In this study, the genes with | logFC |> 1 and p-value 0.05 were chosen as DEGs and identified by edgeR (R version 3.10) [46]. Next, the weighted gene co-expression network, relevant modules, and hub genes were constructed by the WGCNA (version 1.69) package [47]. The weight value was calculated = pickSoftThreshold module in the WGCNA package, and β = 18 was chosen to execute power processing to obtain a scale-free adjacency matrix on the original scaled relationship matrix. The gene clustering and the module division were processed by the topological disparity matrix (dissTOM = 1-TOM) and the dynamic shearing algorithm, respectively. The minimum number of genes in the module was set as 30 (minModuleSize = 30), and the merge threshold of similar modules is 0.25 (cutHeight = 0.25).
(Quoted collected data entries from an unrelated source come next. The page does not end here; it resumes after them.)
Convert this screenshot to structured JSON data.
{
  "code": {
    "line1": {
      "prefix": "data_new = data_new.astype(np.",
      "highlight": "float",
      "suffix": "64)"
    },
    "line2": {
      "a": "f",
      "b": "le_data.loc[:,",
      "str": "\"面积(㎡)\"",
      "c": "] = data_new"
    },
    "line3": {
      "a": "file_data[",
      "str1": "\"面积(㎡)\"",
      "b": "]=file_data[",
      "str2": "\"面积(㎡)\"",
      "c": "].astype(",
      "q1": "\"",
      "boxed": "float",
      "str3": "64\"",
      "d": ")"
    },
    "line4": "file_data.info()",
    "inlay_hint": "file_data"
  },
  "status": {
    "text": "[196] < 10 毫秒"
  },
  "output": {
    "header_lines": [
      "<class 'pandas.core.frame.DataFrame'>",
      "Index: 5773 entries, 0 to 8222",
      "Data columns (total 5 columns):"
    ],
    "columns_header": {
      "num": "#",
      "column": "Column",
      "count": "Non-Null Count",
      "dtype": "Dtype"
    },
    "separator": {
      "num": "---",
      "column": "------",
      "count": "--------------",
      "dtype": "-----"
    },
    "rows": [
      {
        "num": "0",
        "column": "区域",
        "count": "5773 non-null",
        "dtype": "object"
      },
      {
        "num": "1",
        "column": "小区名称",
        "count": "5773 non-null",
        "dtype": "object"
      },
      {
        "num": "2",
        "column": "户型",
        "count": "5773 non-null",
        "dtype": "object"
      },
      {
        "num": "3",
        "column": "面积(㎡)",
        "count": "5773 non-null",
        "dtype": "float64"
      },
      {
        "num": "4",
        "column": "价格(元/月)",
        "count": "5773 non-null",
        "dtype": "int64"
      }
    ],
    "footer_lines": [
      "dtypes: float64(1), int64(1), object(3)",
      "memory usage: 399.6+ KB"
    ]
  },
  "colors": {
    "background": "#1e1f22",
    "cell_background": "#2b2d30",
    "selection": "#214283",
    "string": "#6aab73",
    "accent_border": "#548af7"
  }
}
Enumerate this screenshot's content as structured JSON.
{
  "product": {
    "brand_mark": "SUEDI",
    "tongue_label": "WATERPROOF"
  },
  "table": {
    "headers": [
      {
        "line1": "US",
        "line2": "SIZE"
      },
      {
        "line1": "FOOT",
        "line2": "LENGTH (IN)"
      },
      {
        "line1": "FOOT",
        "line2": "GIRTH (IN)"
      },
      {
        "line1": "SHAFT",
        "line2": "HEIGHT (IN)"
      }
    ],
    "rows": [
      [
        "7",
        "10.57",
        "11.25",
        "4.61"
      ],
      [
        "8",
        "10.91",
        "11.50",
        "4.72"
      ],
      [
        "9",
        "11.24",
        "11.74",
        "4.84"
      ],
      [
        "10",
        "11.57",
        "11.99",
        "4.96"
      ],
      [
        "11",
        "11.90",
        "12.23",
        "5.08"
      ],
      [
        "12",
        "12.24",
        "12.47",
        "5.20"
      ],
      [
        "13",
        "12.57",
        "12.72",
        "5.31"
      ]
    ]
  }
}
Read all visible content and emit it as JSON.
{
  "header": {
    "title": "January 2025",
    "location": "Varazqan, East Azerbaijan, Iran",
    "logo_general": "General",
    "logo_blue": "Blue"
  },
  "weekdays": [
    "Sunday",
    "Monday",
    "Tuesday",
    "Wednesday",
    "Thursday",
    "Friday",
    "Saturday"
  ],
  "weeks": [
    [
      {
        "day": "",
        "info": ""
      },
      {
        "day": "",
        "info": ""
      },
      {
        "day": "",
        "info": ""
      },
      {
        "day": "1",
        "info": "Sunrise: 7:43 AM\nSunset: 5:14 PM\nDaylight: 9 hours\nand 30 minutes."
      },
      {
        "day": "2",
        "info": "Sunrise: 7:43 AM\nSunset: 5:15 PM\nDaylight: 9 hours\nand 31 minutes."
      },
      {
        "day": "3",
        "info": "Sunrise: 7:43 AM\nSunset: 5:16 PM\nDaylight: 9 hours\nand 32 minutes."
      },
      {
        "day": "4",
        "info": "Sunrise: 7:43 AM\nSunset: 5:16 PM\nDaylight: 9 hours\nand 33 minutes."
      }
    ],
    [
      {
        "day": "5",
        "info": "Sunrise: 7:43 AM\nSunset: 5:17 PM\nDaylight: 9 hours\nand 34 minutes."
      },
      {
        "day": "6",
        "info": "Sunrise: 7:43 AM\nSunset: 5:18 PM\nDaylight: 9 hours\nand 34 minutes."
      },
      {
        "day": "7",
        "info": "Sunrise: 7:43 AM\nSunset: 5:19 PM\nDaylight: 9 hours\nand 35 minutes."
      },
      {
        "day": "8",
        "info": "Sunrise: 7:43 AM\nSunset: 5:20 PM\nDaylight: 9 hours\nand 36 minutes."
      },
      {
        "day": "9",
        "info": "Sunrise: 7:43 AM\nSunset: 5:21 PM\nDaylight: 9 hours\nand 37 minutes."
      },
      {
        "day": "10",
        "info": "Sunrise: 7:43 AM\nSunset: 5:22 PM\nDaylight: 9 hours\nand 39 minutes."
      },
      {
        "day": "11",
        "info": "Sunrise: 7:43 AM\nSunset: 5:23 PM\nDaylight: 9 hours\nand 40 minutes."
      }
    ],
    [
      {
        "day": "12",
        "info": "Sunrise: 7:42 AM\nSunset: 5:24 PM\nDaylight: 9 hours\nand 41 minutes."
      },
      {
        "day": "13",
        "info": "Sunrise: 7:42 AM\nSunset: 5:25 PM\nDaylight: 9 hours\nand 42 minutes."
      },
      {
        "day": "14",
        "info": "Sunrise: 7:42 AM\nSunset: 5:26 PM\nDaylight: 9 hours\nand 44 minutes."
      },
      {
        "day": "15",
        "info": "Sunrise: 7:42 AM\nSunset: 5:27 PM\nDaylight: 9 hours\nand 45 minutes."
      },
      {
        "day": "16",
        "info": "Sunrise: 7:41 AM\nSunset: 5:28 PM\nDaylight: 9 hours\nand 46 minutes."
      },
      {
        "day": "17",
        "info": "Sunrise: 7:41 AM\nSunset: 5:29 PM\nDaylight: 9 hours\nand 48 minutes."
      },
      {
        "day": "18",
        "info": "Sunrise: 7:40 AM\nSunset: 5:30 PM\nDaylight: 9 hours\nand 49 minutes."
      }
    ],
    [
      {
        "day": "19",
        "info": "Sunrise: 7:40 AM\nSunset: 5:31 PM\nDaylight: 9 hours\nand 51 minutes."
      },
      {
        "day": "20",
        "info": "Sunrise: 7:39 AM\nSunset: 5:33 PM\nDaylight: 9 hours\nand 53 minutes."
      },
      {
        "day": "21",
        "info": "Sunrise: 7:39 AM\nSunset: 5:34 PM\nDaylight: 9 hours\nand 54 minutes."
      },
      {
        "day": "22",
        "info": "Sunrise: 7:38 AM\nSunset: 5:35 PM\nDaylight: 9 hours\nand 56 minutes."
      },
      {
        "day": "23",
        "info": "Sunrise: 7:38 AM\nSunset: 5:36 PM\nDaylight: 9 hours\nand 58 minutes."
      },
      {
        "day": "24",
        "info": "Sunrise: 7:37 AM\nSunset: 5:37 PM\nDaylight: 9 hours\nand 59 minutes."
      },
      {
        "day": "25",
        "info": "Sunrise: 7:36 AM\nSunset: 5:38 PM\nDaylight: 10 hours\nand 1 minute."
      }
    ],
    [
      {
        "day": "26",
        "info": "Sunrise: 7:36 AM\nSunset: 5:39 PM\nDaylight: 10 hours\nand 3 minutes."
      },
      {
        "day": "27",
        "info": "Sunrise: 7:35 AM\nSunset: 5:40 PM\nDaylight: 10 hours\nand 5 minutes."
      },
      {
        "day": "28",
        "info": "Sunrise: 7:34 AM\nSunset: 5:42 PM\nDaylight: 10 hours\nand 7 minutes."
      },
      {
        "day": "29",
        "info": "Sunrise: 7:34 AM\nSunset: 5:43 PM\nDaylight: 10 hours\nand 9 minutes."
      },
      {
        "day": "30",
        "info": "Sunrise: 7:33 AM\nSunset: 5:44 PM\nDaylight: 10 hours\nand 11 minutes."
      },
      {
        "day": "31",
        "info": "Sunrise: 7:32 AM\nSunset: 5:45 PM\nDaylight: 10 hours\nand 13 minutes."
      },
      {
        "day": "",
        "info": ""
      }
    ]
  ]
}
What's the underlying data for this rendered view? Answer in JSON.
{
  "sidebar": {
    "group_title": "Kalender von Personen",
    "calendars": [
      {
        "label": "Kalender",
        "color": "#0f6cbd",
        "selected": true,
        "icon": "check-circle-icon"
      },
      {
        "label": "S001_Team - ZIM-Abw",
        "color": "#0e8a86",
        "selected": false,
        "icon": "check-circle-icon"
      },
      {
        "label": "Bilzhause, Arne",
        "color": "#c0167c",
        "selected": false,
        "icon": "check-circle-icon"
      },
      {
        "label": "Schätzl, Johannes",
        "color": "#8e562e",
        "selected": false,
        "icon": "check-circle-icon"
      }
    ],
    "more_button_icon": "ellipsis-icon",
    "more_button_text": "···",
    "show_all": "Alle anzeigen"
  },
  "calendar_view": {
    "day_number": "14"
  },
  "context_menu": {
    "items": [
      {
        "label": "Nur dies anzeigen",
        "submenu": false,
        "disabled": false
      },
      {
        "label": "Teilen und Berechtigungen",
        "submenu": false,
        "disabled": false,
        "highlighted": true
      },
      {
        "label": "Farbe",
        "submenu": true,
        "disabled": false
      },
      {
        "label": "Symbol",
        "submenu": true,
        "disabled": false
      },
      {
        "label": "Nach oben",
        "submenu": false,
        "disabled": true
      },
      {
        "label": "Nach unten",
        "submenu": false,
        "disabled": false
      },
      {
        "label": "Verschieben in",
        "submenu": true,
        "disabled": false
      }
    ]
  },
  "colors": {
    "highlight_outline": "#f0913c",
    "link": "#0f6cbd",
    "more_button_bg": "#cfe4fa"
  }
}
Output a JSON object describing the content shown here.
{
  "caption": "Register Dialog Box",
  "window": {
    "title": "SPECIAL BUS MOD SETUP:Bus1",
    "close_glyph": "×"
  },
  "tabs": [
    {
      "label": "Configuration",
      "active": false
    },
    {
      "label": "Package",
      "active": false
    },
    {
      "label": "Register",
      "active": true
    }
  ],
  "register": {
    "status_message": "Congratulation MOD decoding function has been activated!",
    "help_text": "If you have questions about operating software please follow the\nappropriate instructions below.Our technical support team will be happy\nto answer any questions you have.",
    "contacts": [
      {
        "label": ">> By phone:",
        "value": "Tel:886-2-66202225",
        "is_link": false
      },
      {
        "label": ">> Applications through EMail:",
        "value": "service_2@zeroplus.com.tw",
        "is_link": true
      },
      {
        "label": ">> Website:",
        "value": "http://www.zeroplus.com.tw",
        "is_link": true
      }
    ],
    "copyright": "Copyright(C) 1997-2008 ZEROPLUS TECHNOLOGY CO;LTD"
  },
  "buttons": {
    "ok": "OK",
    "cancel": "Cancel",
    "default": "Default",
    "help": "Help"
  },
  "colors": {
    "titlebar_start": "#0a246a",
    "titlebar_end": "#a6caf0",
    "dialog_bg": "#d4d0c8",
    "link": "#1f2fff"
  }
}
The final networks were visualized by Cytoscape software (v3.7.2) [47, 48].

Plant cultivation, RNA isolation, and RT-qPCR analysis

The sterilized seeds of G.hirsutum L. (TM-1) were grown in an environment of 16/8 h day/night and 24/16 ◦ C. The three weeks old seedlings were uniformly selected and treated with 400 mM NaCl. Three biological replicates plant samples at 0, 1, 3, 6, 12, and 24 h were freshly collected and frozen in liquid nitrogen and stored at − 80 ◦ C till further analyses. The method of isolation of RNA, RNA reverse transcription, and the qRT-PCR experiments is as previously described [49, 50]. The results were analyzed with the 2−∆∆Ct method [51]. The primers used in RT-qPCR are listed in Table S5.

Virus-induced gene silencing and stresses treatment

The genetic standard TM-1 cultivar was chosen for VIGS assays in this study. A 300bp fragment of GhPP2-33 (291–590bp) was cloned into the pTRV2(pYL156) vector. The vectors pTRV2: 00, pTRV2:GhPP2-33, pTRV2: PDS, pTRV1 (pYL192, helper vector) were transformed into A.tumefaciens strain LBA4404. The experiments of the culture of A.tumefaciens and injection are the same as our previous studies [50, 52]. When the pTRV2: PDS plants showed an albino phenotype, the silencing efficiency of the pTRV2: GhPP2-33 and pTRV2: 00 plants were further determined by qRT-PCR experiments. Next, the pTRV2: GhPP2-33 and pTRV2: 00 plants were treated with 400mM salt for two days. The contents of MDA and Proline were determined using Malondialdehyde (MDA) Assay Kit and Proline Assay Kit according to the standard methods (Solarbio, Beijing, China), respectively.